Ominous Russian military exercises
The report points to another ominous indicator of possible Russian escalation as Moscow began snap preparations for its “Center-2019” military exercise last month, much earlier than had been scheduled for the maneuvers, which are supposed to happen in September.
The report’s authors wrote: “This early start to the exercises is atypical and may signal preparation for open conflict with Ukraine under the auspices of military exercises. Russia has previously used military exercises as cover to prepare for offensive operations.”
Harris said Ukraine’s success in gaining autocephaly, an independent Orthodox Church to be officially finalized by the Orthodox Church’s most senior authorities in Istanbul this weekend on Ukrainian Christmas Eve (Jan. 6), has also infuriated Putin.
“From the Russian perspective, seeing the church of Bartholomew [Eastern Orthodoxy’s most influential leader in Istanbul] granting Ukraine autocephaly was a great loss for Putin,” she said. “Something he certainly won’t forget.”
The Turkish factor
Harris also said that Turkey has an important role to play in the region. But as the country’s leader, Recep Tayyip Erdogan, has been flirting with Russia and has committed to buy anti-air defense weapons from Moscow, she said Ukraine should not depend on Istanbul for support in case of Russian aggression.
“Turkey will try to play a mediating role when it can… Erdogan kind of tried that after the escalation in the Sea of Azov but he wasn’t necessarily successful and it’s mainly because he doesn’t have a big stake in the game,” she said. “The bigger question I have is: If Putin escalates militarily or continues to build up force posture in the Black Sea… how then will Turkey react?
“My hope obviously is that Turkey would become more committed to the NATO alliance and re-orient back to NATO and away from Russia. I think that we will have to make sure that Erdogan remembers that he’s a NATO alliance member before he is a temporary partner to Putin in Syria.”
One bright glimmer on the horizon for Ukraine, thinks Harris, is that the new U.S. Congress assembled on Jan. 3 has the Democratic Party, rivals of Republican Party leader Trump, controlling the House of Representatives following November elections.
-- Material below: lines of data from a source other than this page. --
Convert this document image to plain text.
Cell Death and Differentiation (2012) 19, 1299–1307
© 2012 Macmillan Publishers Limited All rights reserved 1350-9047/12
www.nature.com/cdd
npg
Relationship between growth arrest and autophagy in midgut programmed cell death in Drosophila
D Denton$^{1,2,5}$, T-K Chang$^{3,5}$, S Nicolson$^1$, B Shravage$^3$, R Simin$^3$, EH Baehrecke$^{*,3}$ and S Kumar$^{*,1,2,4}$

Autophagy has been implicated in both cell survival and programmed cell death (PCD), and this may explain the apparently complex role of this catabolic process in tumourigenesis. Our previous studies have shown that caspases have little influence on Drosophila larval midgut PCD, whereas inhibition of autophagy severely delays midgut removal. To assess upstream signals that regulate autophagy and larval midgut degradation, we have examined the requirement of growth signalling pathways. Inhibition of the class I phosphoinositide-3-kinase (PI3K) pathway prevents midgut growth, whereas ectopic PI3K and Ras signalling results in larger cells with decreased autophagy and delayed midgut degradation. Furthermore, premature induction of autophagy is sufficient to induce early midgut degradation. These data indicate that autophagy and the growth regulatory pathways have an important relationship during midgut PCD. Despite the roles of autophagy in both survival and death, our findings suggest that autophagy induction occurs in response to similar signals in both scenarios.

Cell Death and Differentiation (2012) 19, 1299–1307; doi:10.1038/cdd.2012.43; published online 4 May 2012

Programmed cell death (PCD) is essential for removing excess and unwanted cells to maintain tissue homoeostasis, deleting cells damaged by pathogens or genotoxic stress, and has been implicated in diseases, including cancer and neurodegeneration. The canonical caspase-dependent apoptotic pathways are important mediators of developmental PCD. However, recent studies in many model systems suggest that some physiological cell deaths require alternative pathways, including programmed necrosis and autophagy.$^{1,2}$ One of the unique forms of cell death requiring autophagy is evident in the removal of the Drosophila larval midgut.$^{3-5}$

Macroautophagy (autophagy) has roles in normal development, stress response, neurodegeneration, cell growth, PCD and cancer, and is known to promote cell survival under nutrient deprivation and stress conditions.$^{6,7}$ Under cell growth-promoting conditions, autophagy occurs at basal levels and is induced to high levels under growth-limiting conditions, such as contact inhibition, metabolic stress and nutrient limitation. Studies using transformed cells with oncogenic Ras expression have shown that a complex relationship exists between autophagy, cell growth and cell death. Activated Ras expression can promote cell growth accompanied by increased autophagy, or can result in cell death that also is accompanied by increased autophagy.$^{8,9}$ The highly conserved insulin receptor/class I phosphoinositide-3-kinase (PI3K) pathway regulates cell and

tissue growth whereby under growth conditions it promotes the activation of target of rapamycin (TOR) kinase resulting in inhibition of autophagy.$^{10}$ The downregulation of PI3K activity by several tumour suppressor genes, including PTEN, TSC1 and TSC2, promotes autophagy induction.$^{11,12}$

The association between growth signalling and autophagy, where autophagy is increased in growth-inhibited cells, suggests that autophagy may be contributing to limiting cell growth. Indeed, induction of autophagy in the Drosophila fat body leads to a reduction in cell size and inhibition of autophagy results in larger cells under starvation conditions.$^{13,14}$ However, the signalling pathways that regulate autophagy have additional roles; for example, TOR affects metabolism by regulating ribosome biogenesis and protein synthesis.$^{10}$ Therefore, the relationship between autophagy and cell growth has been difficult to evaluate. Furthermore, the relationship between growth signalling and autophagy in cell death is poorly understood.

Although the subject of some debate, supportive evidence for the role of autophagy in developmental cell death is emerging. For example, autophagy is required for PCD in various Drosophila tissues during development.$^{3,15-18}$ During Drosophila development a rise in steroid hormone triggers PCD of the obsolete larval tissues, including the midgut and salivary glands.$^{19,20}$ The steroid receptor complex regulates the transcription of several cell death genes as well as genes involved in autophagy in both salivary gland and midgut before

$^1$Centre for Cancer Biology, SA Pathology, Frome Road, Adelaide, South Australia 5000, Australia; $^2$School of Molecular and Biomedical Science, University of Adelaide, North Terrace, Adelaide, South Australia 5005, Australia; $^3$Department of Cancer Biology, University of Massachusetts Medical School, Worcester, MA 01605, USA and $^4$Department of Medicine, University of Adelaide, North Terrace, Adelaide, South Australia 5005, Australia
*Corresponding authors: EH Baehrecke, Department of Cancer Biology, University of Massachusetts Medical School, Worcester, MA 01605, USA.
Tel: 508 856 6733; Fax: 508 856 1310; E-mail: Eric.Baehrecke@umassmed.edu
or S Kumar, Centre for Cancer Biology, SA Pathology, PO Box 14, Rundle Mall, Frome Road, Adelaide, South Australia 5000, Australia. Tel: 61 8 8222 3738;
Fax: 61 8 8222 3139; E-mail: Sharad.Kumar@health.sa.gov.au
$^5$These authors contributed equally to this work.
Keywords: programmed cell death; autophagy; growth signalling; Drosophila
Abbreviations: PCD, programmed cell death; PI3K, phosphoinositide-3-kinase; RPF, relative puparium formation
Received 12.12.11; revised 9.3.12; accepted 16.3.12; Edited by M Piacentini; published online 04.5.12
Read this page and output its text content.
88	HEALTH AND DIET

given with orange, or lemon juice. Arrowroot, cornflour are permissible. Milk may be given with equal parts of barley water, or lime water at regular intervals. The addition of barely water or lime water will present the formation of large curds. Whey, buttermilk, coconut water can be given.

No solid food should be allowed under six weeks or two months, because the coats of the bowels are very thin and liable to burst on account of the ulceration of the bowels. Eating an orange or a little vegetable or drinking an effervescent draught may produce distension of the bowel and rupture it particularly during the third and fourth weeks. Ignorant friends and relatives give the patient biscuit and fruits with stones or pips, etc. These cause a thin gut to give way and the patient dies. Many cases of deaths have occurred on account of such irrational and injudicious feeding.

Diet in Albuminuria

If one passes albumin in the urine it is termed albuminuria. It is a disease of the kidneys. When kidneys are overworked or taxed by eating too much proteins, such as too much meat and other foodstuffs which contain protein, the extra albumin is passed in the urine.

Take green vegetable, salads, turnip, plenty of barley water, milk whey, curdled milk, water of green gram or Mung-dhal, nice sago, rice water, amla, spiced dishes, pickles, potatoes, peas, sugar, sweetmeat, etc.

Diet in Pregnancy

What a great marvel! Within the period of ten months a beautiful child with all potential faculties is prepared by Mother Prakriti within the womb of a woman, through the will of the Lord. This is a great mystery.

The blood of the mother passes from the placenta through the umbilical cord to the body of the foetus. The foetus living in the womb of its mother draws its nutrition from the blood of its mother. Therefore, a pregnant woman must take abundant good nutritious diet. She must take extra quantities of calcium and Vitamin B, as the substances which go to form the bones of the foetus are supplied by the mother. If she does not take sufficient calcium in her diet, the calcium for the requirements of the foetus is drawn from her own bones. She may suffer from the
The Democrats are likely to continue their support for Ukraine and for economic sanctions and other pressure to be maintained on the Kremlin.
Ukraine has been one of the few issues where Republicans and Democrats have mostly worked together in a bi-partisan manner. The Republican-dominated Senate will scrutinize carefully candidates to fill the role of defense secretary following Mattis’ resignation and will likely want someone who shares Mattis’ traditional U.S. foreign policy views.
Harris said: “Putin will carefully evaluate the next defense secretary and the new Congress and I think that will determine a lot of the next steps that he takes.”